Introduction

Song is a metadata validation and tracking tool designed to streamline the management of genomics data across multiple cloud storage systems. With Song, users can create high-quality and reliable metadata repositories with minimal human intervention. As a metadata management system, Song does not handle file transfer and object storage. Song interacts with a required companion application, Score, which manages file transfers and object storage.

Entity

Data Submission

Analysis Files: An analysis is a description of a set of one or more files plus the metadata describing that collection of files.

Metadata Validation: Analyses get validated against the administrator's Dynamic Schema. That defines the vocabulary and structure of the analysis document.

Tracking of Metadata to File Data: Once validated, the analysis document is stored in the Song repository and given an automated analysis ID. The analysis ID is then used when uploading all associated file data through Score. Analysis IDs associate the metadata stored in Song with the file data being transferred by score and stored in the cloud.

Data Administration

Dynamic Schemas: The data administrator creates the Dynamic Schema, which again, provides the vocabulary for the structural validation of JSON formatted data (Analysis documents), for example, ensuring that required fields are present or that the contents of a field match the desired data type or allowed values.

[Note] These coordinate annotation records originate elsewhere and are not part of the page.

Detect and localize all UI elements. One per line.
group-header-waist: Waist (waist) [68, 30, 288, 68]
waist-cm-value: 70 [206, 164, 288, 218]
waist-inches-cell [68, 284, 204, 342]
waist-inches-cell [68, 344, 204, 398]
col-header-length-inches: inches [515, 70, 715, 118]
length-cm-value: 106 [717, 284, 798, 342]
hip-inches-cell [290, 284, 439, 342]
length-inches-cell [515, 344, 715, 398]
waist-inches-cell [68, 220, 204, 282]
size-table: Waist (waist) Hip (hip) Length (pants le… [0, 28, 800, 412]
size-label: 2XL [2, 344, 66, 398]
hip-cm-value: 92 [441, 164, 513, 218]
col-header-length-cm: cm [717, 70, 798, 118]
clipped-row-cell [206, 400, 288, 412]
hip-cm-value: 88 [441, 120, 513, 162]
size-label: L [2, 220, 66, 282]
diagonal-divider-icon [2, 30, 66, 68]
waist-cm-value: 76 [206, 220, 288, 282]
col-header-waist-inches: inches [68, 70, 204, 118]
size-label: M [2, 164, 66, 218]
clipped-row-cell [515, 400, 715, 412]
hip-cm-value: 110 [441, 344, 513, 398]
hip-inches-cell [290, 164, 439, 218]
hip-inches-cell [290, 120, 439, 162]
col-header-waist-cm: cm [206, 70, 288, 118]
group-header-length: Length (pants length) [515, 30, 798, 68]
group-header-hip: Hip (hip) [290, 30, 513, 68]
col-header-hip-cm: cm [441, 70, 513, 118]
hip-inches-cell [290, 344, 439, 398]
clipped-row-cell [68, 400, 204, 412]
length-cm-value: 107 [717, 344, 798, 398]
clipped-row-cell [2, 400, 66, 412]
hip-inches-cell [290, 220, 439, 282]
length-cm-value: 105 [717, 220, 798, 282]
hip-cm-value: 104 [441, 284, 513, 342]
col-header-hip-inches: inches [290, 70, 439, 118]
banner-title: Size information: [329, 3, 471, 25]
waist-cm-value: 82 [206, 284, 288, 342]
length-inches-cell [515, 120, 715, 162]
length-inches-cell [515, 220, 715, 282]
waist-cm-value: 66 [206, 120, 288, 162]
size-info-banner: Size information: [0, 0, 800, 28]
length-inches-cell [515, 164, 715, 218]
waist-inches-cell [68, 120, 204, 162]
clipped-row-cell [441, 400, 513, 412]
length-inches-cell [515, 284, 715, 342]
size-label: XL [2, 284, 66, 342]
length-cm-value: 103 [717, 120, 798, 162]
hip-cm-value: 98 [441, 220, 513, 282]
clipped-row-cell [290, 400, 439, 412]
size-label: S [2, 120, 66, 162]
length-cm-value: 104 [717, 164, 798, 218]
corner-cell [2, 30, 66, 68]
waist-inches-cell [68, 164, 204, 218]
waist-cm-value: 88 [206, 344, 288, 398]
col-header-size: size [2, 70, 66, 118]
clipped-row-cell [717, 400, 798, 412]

Data Lifecycle Management: Analyses uploaded to a Song repository are UNPUBLISHED by default. When data is ready for search and download, administrators can make it available by updating it to a PUBLISHED state. If data is no longer relevant, the data administrators can set it to a SUPPRESSED state, making it unavailable for search and download through downstream services.

The Song Client

We created the song-client command line tool to streamline interactions with Songs REST API endpoints. For more information on what the song-client can do, see our Song client command reference documentation.

Integrations

As part of the larger Overture.bio software suite, Song can be optionally used with additional integrations, including:

  • Event Streaming: Built-in support for Apache Kafka event streaming allows other services to respond when analyses are registered and published.

  • Maestro Indexing: Song is built to natively integrate with Maestro, which will easily index data into a configurable Elasticsearch index, to be used for convenient searching of data.